If you have applied for a home mortgage, auto/personal loan, or even a credit card you know that the best rates available are only granted to those with the best credit scores. Depending on the size of the purchase, you could be throwing hundreds of extra money towards interest each month just because of past mistakes. Having good credit takes discipline and patience, but there are a few ways to repair your credit now to put you at ease.
No More Late Payments
To prove to lenders that you are a responsible borrower you need to make payments on time, or you can look forward to never getting approved for a great rate, or even at all.
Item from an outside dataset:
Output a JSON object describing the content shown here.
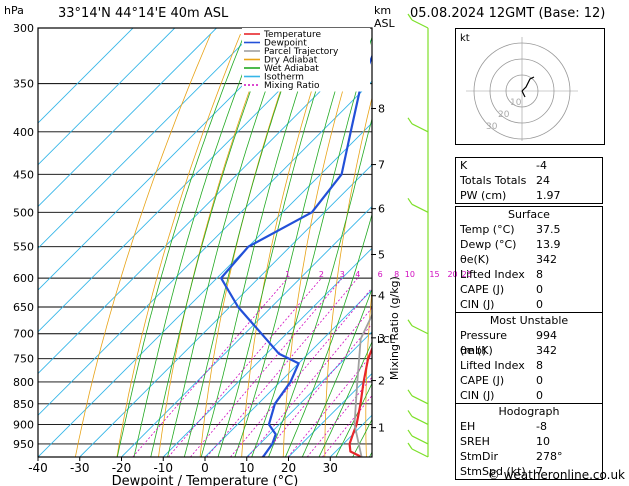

Late payments are reported to the credit bureaus after thirty days late, well beyond the due date, so there should be no reason that it should go that far. Set up auto-deduct payments so that they will come out of your account and be paid on-time at any day of your choosing each month. Late payments stay with you on your credit report up to seven years, so as long as you have a solid payment history you will start to see your scores rise until they fall off.
Plus, this will benefit you by getting rid of those pesky collections calls. You will need to learn how to remove collections from credit report agencies databases to stop those calls and get those scores back up where they belong!
Increase Available Credit
A large portion of your credit score comes from your spending habits, whether or not you are spending up to your limit. There are a couple things that could happen next. One, the lender will stop any increases, you will be maxed out, and your scores will be affected. Or, the credit card company will raise your limit, you will max it out, and it will continue to rise, thus sinking you deeper and deeper into debt while still having a low credit score. The best would be to obviously pay down balances, but if any additional credit is granted, continue to pay down and you will see the credit score rise.
Stop Applying for Additional Credit
The more credit applications that are completed and credit is checked, you will see your score continue to trend lower. Scores are not affected by checking your own credit, as those are considered “soft pulls”, so fill free to continue to check your own to ensure accuracy. Maintain with what you currently have and continue to pay on-time and lower balances, and you will see your credit score rise quickly.